S’il y a bien un sujet, pourtant, avec lequel il ne plaisantait pas, c’était la peine de mort. L’Histoire fait honneur à son confrère Robert Badinter de l’avoir abolie – et c’est la stricte vérité. Mais le jour où l’on se penchera, vraiment, sur la généalogie de l’événement, il faudra relire L’Animal judiciaire, le premier livre de Thierry, qui fut aussi, en 1975, l’un des tout premiers de ma vie d’éditeur. Tout est là. Tout commence là. Dans ces notes de prison couchées sur des cahiers d’écolier par l’un des deux futurs guillotinés de Clairvaux, Claude Buffet. Dans ces carnets d’un assassin qui devint son frère d’âme et dont je l’ai vu passer des semaines à annoter, éditer et, d’une certaine façon, récrire les confessions ingénues et atroces. Ce « monstre », par sa plume, nous regardait avec l’inquiétante étrangeté des miroirs.
Est-ce en ce temps-là, à L’Imprévu, avec le dernier journaliste occidental, Jean Vincent, à avoir côtoyé Mao et Lin Biao, qu’il rencontre Marie-Laure de Decker ? Ou est-ce vingt ans plus tard, à la station de taxis de l’angle de la rue du Bac et du boulevard Saint-Germain, où son apparition foudroie la photographe : « J’ai rencontré Kafka ! » ?
Et puis cette autre femme, la dernière de l’âge surréaliste. C’est ma vie qu’elle avait partagée. Mais c’est lui que j’ai chargé de la défendre. Nous sommes, après l’audience, au café-tabac, face au tribunal correctionnel de Meaux. Il est comme un cracheur de feu qui se remet. Il a un dernier sursaut de rage à la pensée du salaud décoré qui va, dans quelques heures et à cause, pour le coup, d’un vrai vol de bicyclette, l’envoyer passer trois ans à l’ombre de Fleury-Mérogis. C’est là que, pour la première fois, je l’ai entendu dire que rien au monde ne justifiera jamais cette abomination qu’est la prison.
Il m’a inspiré, ainsi que Michel Butel, quelques-uns des traits du héros du Diable en tête.
Il m’a soufflé sans le savoir, dans mon Siècle de Sartre, l’idée qu’il y a des hommes qui, comme la baleine de Moby Dick, ont les yeux si divergents qu’ils pourraient bien voir s’imprimer, sur l’écran de leur lanterne magique intérieure, deux visions du monde distinctes et, pourquoi pas ? contradictoires.
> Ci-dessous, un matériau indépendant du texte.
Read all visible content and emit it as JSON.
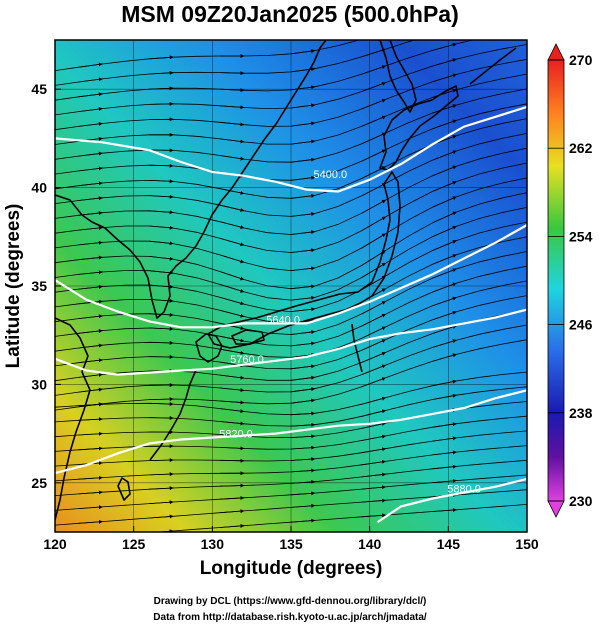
{
  "title": "MSM 09Z20Jan2025 (500.0hPa)",
  "xlabel": "Longitude (degrees)",
  "ylabel": "Latitude  (degrees)",
  "credits": [
    "Drawing by DCL (https://www.gfd-dennou.org/library/dcl/)",
    "Data from http://database.rish.kyoto-u.ac.jp/arch/jmadata/"
  ],
  "colorbar": {
    "min": 230,
    "max": 270,
    "ticks": [
      {
        "value": 230,
        "label": "230"
      },
      {
        "value": 238,
        "label": "238"
      },
      {
        "value": 246,
        "label": "246"
      },
      {
        "value": 254,
        "label": "254"
      },
      {
        "value": 262,
        "label": "262"
      },
      {
        "value": 270,
        "label": "270"
      }
    ],
    "colors": [
      "#e040e0",
      "#1a1ab0",
      "#2a6de8",
      "#1fd4e0",
      "#3ac840",
      "#e8e020",
      "#ff8020",
      "#e82020"
    ]
  },
  "chart_data": {
    "type": "map",
    "xlim": [
      120,
      150
    ],
    "ylim": [
      22.5,
      47.5
    ],
    "xticks": [
      {
        "value": 120,
        "label": "120"
      },
      {
        "value": 125,
        "label": "125"
      },
      {
        "value": 130,
        "label": "130"
      },
      {
        "value": 135,
        "label": "135"
      },
      {
        "value": 140,
        "label": "140"
      },
      {
        "value": 145,
        "label": "145"
      },
      {
        "value": 150,
        "label": "150"
      }
    ],
    "yticks": [
      {
        "value": 25,
        "label": "25"
      },
      {
        "value": 30,
        "label": "30"
      },
      {
        "value": 35,
        "label": "35"
      },
      {
        "value": 40,
        "label": "40"
      },
      {
        "value": 45,
        "label": "45"
      }
    ],
    "contours": [
      {
        "label": "5400.0",
        "label_at": [
          137.5,
          40.5
        ],
        "points": [
          [
            120,
            42.5
          ],
          [
            123,
            42.3
          ],
          [
            126,
            41.9
          ],
          [
            128,
            41.3
          ],
          [
            130,
            40.8
          ],
          [
            132,
            40.6
          ],
          [
            134,
            40.3
          ],
          [
            136,
            39.9
          ],
          [
            138,
            39.8
          ],
          [
            140,
            40.4
          ],
          [
            142,
            41.2
          ],
          [
            144,
            42.2
          ],
          [
            146,
            43.1
          ],
          [
            148,
            43.6
          ],
          [
            150,
            44.1
          ]
        ]
      },
      {
        "label": "5640.0",
        "label_at": [
          134.5,
          33.1
        ],
        "points": [
          [
            120,
            35.3
          ],
          [
            122,
            34.3
          ],
          [
            124,
            33.7
          ],
          [
            126,
            33.2
          ],
          [
            128,
            32.9
          ],
          [
            130,
            32.9
          ],
          [
            132,
            33.1
          ],
          [
            134,
            33.1
          ],
          [
            136,
            33.1
          ],
          [
            138,
            33.6
          ],
          [
            140,
            34.2
          ],
          [
            142,
            34.9
          ],
          [
            144,
            35.6
          ],
          [
            146,
            36.4
          ],
          [
            148,
            37.2
          ],
          [
            150,
            38.1
          ]
        ]
      },
      {
        "label": "5760.0",
        "label_at": [
          132.2,
          31.1
        ],
        "points": [
          [
            120,
            31.3
          ],
          [
            122,
            30.7
          ],
          [
            124,
            30.5
          ],
          [
            126,
            30.6
          ],
          [
            128,
            30.7
          ],
          [
            130,
            30.8
          ],
          [
            132,
            31.0
          ],
          [
            134,
            31.2
          ],
          [
            136,
            31.4
          ],
          [
            138,
            31.8
          ],
          [
            140,
            32.3
          ],
          [
            142,
            32.6
          ],
          [
            144,
            32.8
          ],
          [
            146,
            33.1
          ],
          [
            148,
            33.4
          ],
          [
            150,
            33.8
          ]
        ]
      },
      {
        "label": "5820.0",
        "label_at": [
          131.5,
          27.3
        ],
        "points": [
          [
            120,
            25.5
          ],
          [
            122,
            25.9
          ],
          [
            124,
            26.5
          ],
          [
            126,
            27.0
          ],
          [
            128,
            27.2
          ],
          [
            130,
            27.3
          ],
          [
            132,
            27.4
          ],
          [
            134,
            27.5
          ],
          [
            136,
            27.7
          ],
          [
            138,
            27.9
          ],
          [
            140,
            28.0
          ],
          [
            142,
            28.2
          ],
          [
            144,
            28.5
          ],
          [
            146,
            28.8
          ],
          [
            148,
            29.3
          ],
          [
            150,
            29.7
          ]
        ]
      },
      {
        "label": "5880.0",
        "label_at": [
          146.0,
          24.5
        ],
        "points": [
          [
            140.5,
            23.0
          ],
          [
            142,
            23.8
          ],
          [
            144,
            24.2
          ],
          [
            146,
            24.5
          ],
          [
            148,
            24.8
          ],
          [
            150,
            25.2
          ]
        ]
      }
    ]
  }
}
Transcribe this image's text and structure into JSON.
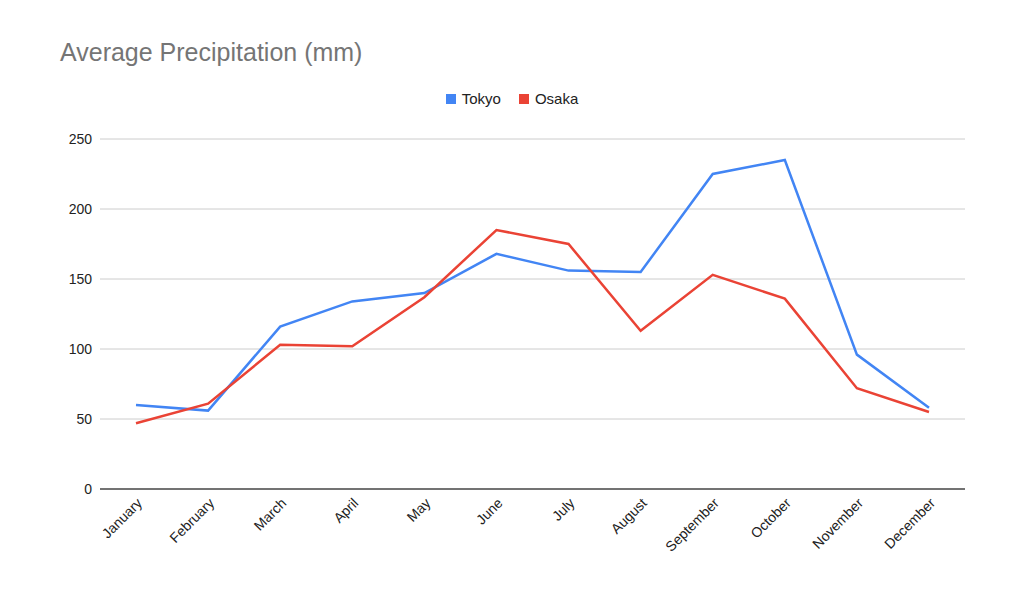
{
  "chart_data": {
    "type": "line",
    "title": "Average Precipitation (mm)",
    "categories": [
      "January",
      "February",
      "March",
      "April",
      "May",
      "June",
      "July",
      "August",
      "September",
      "October",
      "November",
      "December"
    ],
    "series": [
      {
        "name": "Tokyo",
        "color": "#4285f4",
        "values": [
          60,
          56,
          116,
          134,
          140,
          168,
          156,
          155,
          225,
          235,
          96,
          58
        ]
      },
      {
        "name": "Osaka",
        "color": "#ea4335",
        "values": [
          47,
          61,
          103,
          102,
          137,
          185,
          175,
          113,
          153,
          136,
          72,
          55
        ]
      }
    ],
    "ylim": [
      0,
      250
    ],
    "yticks": [
      0,
      50,
      100,
      150,
      200,
      250
    ],
    "grid": true,
    "legend": "top"
  }
}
Il était drôle et bourru. Joyeux et janséniste. Avec le goût d’un libertinage austère qui n’allait pas sans une grâce le retenant, toujours, au bord de l’abîme.
Il avait une éloquence incendiée, torrent de soufre et de glace, peinant à se couler dans le double métal de sa misanthropie méthodique et de sa curiosité infinie du genre humain : combien d’éternelles secrétaires de la conférence du stage tombées sous le charme de ce timbre caverneux qui semblait charrier l’on ne savait quels enfers intimes – puis, soudain, sans crier gare, l’irrésistible nostalgie d’une beauté suffoquée !
Il aimait les coupables, pas les victimes. Car il savait, mieux que personne, le pesant de passion triste, c’est- à-dire, le plus souvent, de haine que vaut cet étrange désir-d’être-victime devenu la religion de notre temps.
Il s’interrogeait volontiers sur la singularité des êtres qu’il aimait. Jamais sur leur identité, cette idée de policier mais aussi – plus important – ce vide de toute singularité, cette défaite absolue du sujet et cette réduction de l’humain, de nouveau, à sa pauvre gloire d’être souffrant.
Je ne sais pas comment Thierry est mort. Mais je parie que, jusqu’au bout, il aura tout tenté pour fausser compagnie à cette ombre de Kafka qui le hantait et au mauvais démon de la solitude qui va avec.